Le lieu est un building qui date de la RDA où il y a une série d’ateliers d’artistes: des architectes, des photographes et des vidéastes y ont élu domicile. Seulement, ils nous expliquent que les locataires sont dans une situation précaire: ils risquent une expulsion. "L'aspect alternatif est en train de quitter Berlin. Il existe encore, mais vraiment dans les marges. Certains lieux et espaces sont aujourd’hui récupérés par des start-ups ou et des coworkings. Ces lieux ont en quelque sorte perdu leur authenticité. L'exemple le plus éclatant, c'est le Tacheles (haut-lieu de l’alternative culturelle à Berlin), qui a fermé ses portes. L'alternatif n’a plus pignon sur rue: ce n’est pas dans les galeries ou les lieux dits alternatifs qu’il faut le chercher. Les grandes agences immobilières utilisent par exemple les grafs de certains street artists comme argument de vente. L’alternatif est devenu une marque, une image. Aujourd'hui, à Berlin, on vend l’alternatif. Les enjeux financiers ont fini par l’emporter: la ville a tenu plus longtemps que d’autres villes européennes, mais elle a fini par être phagocytée également."
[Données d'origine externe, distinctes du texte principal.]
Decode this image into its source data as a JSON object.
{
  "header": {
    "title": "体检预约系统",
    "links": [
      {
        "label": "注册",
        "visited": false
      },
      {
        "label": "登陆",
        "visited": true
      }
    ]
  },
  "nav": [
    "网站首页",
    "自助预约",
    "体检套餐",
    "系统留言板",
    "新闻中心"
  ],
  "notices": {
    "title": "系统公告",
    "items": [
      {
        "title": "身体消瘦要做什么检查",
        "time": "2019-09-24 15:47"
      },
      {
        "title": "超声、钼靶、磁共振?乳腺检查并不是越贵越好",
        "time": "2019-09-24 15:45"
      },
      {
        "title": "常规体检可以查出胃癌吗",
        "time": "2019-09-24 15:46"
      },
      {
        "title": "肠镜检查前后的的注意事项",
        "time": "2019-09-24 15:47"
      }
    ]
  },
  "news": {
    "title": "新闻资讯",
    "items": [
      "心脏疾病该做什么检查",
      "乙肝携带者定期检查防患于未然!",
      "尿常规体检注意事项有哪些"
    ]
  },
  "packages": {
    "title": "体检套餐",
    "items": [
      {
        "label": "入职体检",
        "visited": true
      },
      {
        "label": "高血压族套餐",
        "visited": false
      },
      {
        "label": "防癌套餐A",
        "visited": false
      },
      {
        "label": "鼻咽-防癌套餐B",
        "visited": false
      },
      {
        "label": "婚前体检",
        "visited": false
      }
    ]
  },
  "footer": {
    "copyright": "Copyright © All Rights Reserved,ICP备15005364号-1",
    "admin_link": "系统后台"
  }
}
Nous concluons notre échange: Berlin est-elle encore la ville représentant une certaine liberté artistique et sociale? "À l'époque, c'était une réalité. Aujourd’hui, ce sentiment de liberté est plus une impression qu’une réalité." Tout ceci pose une immense question: l’alternatif n’a-t-il pas toujours vocation à être, au bout du compte, récupéré et institutionnalisé, d’une manière ou d’une autre? Ce qui amène une seconde grande question: comment institutionnaliser l’alternatif sans le vider de sa substance et de sa richesse?